Pero la medida más eficaz, más humana, más enriquecedora y más eficaz solo puede ser la de una buena formación crítica de todos los ciudadanos, que asimilen toda la información de que sean capaces y sobre todo que aprendan a dudar de todo, como Descartes, a ser críticos, es decir, a discernir, a discriminar lo cierto de la mentira (fake), lo bueno de lo malo informativa y éticamente, a separar el grano de la paja, a valorar la información que reciben e integrarla en su inteligencia natural para tomar decisiones en el momento y en el futuro, porque la experiencia de conocimiento crítico le ayudará a ser más preciso con los nuevos conocimientos.

 

 Así podrá tranquilo confiar en lo que le aporte la IA y dedicar parte de su vida y de su tiempo a interactuar con sus congéneres, a empatizar con ellos, a vivir más feliz en la sociedad que tenemos, que puede ser un paraíso o un infierno, y eso depende de nosotros, y la buena IA nos puede ayudar a ello.

 

Naturalmente, una buena formación crítica es la que debe proporcionar a todos los ciudadanos un buen sistema de educación, general, universal, gratuita, adaptada a las personas y durante toda la vida, porque ya no son suficientes las “cuatro reglas”, que desgraciadamente a veces faltan incluso ahora.

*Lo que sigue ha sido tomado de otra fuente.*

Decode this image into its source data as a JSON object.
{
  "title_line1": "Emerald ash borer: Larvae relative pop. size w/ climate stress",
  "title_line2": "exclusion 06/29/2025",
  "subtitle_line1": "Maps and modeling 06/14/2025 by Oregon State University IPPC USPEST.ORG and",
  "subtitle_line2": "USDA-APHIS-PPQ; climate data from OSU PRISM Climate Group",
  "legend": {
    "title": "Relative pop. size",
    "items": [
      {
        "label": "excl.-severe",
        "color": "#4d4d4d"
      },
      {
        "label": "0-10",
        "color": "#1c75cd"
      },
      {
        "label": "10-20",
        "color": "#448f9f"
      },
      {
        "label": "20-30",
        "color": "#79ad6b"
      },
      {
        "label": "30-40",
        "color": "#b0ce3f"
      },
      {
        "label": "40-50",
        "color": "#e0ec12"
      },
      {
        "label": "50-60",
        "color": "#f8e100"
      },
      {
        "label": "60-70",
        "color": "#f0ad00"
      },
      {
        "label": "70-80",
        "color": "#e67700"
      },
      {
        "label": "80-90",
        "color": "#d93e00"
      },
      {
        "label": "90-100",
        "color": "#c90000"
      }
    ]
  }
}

Una vez más resalta la necesidad de una buena educación que, con un buen sistema de salud y una buena atención en los momentos de dificultad, deben ser las prioridades que una sociedad cohesionada y feliz debe fijarse como objetivos de su vida política.

 

Antonio Marco es catedrático de Latín jubilado y expresidente de las Cortes de Castilla-La Mancha.